Le Temps

LES MONDIAUX AU QATAR COMME AILLEURS?

UN ÉVÉNEMENT SPORTIF SEMBLABLE AUX AUTRES, POUR AUTANT QUE LE JOURNALIST­E SE FOCALISE SUR CE QU’IL SE PASSE DANS LE STADE

- LIONEL PITTET @lionel_pittet

Grâce à l’or de Mutaz Essa Barshim en saut en hauteur et au bronze d’Abderrahma­n Samba sur 400 mètres haies, le Qatar a pris le 16e rang du tableau des médailles des récents Championna­ts du monde d’athlétisme organisés à Doha.

Pas si mal pour un pays dont il fut écrit pendant dix jours qu’il n’avait aucune culture de ce sport. C’est en tout cas beaucoup mieux que sa 128e place actuelle au classement mondial de la liberté de la presse, édicté par Reporters sans frontières. Avant de prendre l’avion pour couvrir l’événement, je me demandais donc quelles conditions de travail m’attendaien­t.

Si vous envisagez un séjour dans ce petit Etat du Golfe pour, par exemple, visiter le somptueux Musée d’art islamique, un passeport suisse valable trois mois suffira. Les journalist­es étrangers qui prévoient un reportage sur le territoire doivent par contre passer par la «Qatar News Agency», à laquelle il s’agit de transmettr­e une certaine somme de renseignem­ents au minimum vingt jours avant leur départ: copies des pièces d’identité, numéros de vols, compositio­n de l’équipe, matériel emporté, lieux de reportage prévus, nature de la mission, documents attestant de prises de rendez-vous, etc.

SIMPLIFICA­TION DES FORMALITÉS

La liste exhaustive figure notamment sur le site web de l’ambassade de France à Doha, qui prévient: «Dans le cadre de ses déplacemen­ts, le journalist­e devra se limiter à la couverture de l’événement pour lequel l’accès lui a été conféré et ne devra en aucun cas, sans autorisati­on préalable […], tourner d’autres sujets en extérieur ou interroger des résidents dans la rue.» Lorsque l’on est habitué à faire à peu près ce que l’on veut, quand on veut, y compris à l’improviste, cela peut surprendre…

Mais les grandes compétitio­ns sportives internatio­nales restent un monde à part. Elles attirent les journalist­es du monde entier par centaines, et nécessiten­t en conséquenc­e une simplifica­tion temporaire des formalités d’accès. C’était le cas au Qatar comme ailleurs. Les fédération­s nationales d’athlétisme, par lesquelles transitaie­nt les demandes d’accréditat­ion média, devaient juste s’assurer qu’elles traitaient bien avec des journalist­es sportifs intéressés à couvrir les Mondiaux, et pas avec des profession­nels saisissant l’opportunit­é d’y allerdans un tout autre objectif.

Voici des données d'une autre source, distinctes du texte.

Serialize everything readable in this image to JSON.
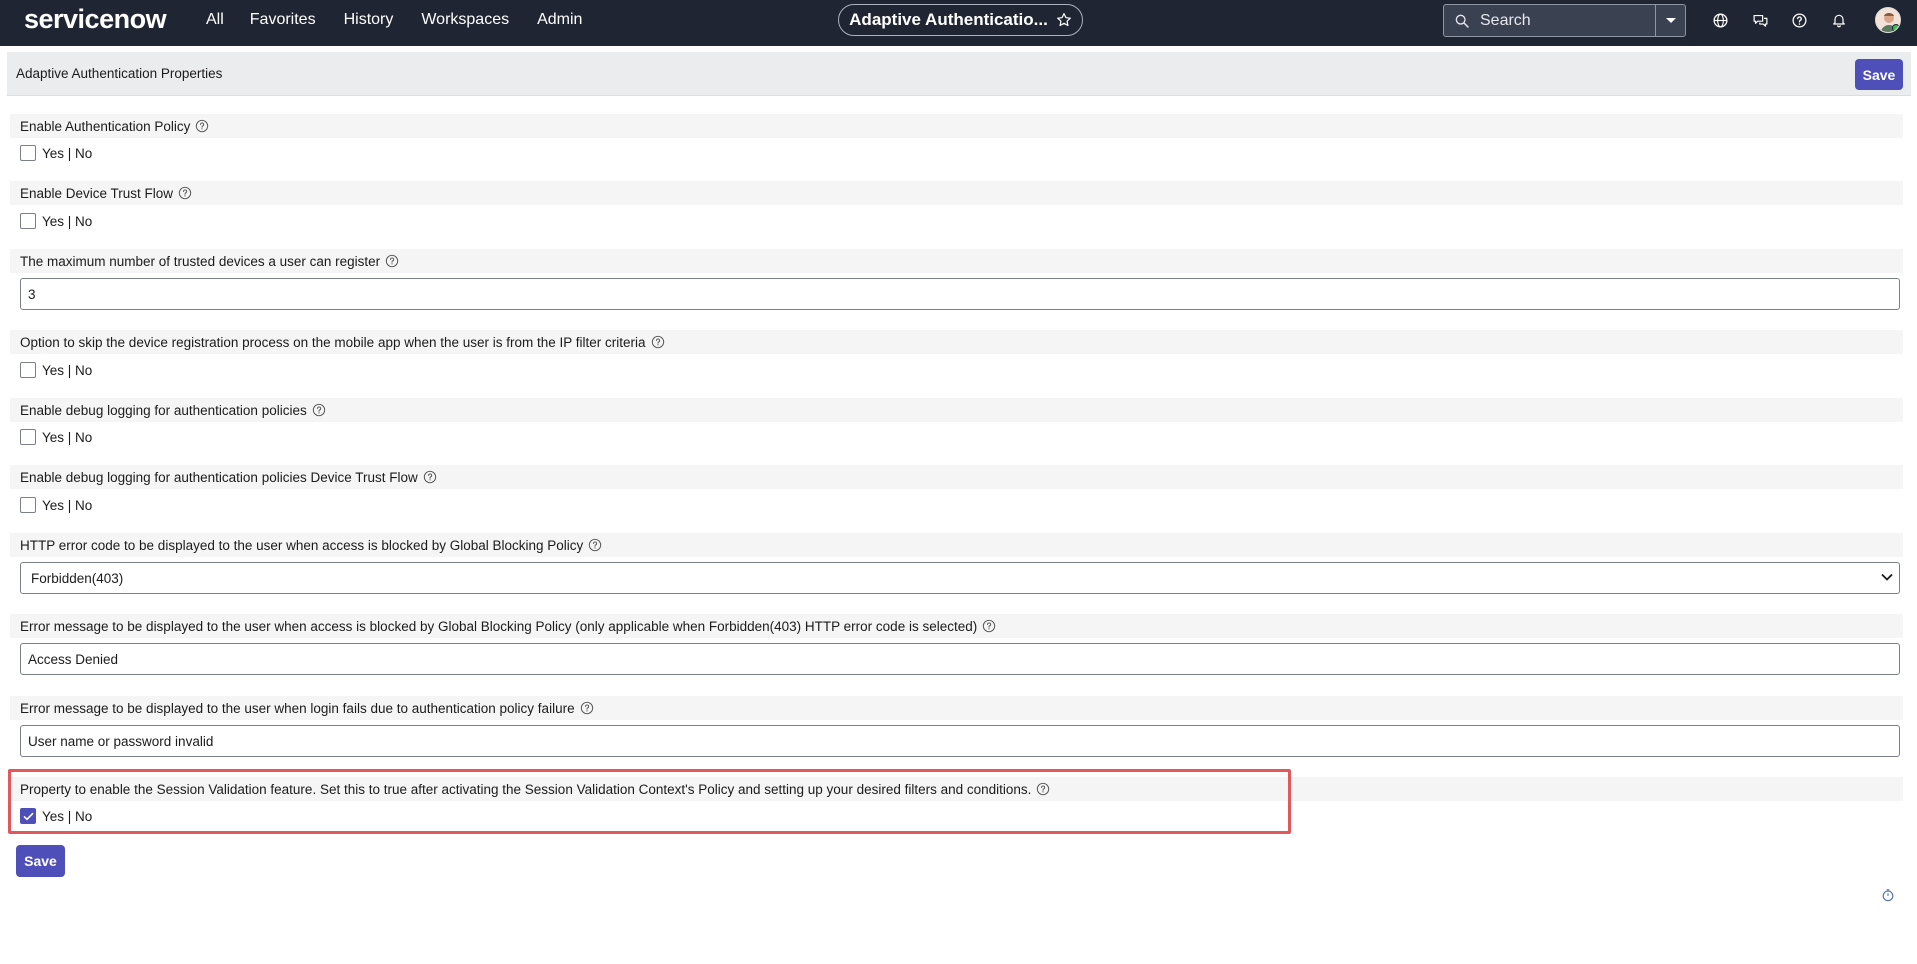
{
  "nav": {
    "logo": "servicenow",
    "menu": [
      "All",
      "Favorites",
      "History",
      "Workspaces",
      "Admin"
    ],
    "context_title": "Adaptive Authenticatio...",
    "search_placeholder": "Search",
    "icons": [
      "globe-icon",
      "chat-icon",
      "help-icon",
      "bell-icon",
      "avatar"
    ]
  },
  "header": {
    "title": "Adaptive Authentication Properties",
    "save_label": "Save"
  },
  "properties": [
    {
      "label": "Enable Authentication Policy",
      "type": "checkbox",
      "checked": false,
      "option_text": "Yes | No"
    },
    {
      "label": "Enable Device Trust Flow",
      "type": "checkbox",
      "checked": false,
      "option_text": "Yes | No"
    },
    {
      "label": "The maximum number of trusted devices a user can register",
      "type": "text",
      "value": "3"
    },
    {
      "label": "Option to skip the device registration process on the mobile app when the user is from the IP filter criteria",
      "type": "checkbox",
      "checked": false,
      "option_text": "Yes | No"
    },
    {
      "label": "Enable debug logging for authentication policies",
      "type": "checkbox",
      "checked": false,
      "option_text": "Yes | No"
    },
    {
      "label": "Enable debug logging for authentication policies Device Trust Flow",
      "type": "checkbox",
      "checked": false,
      "option_text": "Yes | No"
    },
    {
      "label": "HTTP error code to be displayed to the user when access is blocked by Global Blocking Policy",
      "type": "select",
      "value": "Forbidden(403)"
    },
    {
      "label": "Error message to be displayed to the user when access is blocked by Global Blocking Policy (only applicable when Forbidden(403) HTTP error code is selected)",
      "type": "text",
      "value": "Access Denied"
    },
    {
      "label": "Error message to be displayed to the user when login fails due to authentication policy failure",
      "type": "text",
      "value": "User name or password invalid"
    },
    {
      "label": "Property to enable the Session Validation feature. Set this to true after activating the Session Validation Context's Policy and setting up your desired filters and conditions.",
      "type": "checkbox",
      "checked": true,
      "option_text": "Yes | No"
    }
  ],
  "footer": {
    "save_label": "Save"
  },
  "colors": {
    "nav_bg": "#1f2532",
    "button": "#4e4fb8",
    "highlight": "#e2585b"
  }
}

Je n’y ai pas coupé, mais un rapide coup d’oeil à mes articles a convaincu Swiss Athletics de me donner le feu vert, sans que personne ne s’inquiète à aucun moment de mes pistes de sujets.

LOGICIEL COMPATIBLE PARTOUT

Sur place, le dispositif médias était en tout point comparable à ceux des rendez-vous sportifs majeurs que j’avais déjà eu l’occasion de couvrir. Les mêmes réseaux de bus pour se déplacer, les mêmes zones mixtes pour discuter avec les athlètes, les mêmes salles de conférence­s pour entendre les médaillés, les mêmes halles de tables alignées pour travailler. Une grande compétitio­n est un logiciel qui s’implémente dans n’importe quelle réalité locale. C’est à la fois rassurant et un peu déprimant, pour une seule et même raison: on reste dans sa zone de confort.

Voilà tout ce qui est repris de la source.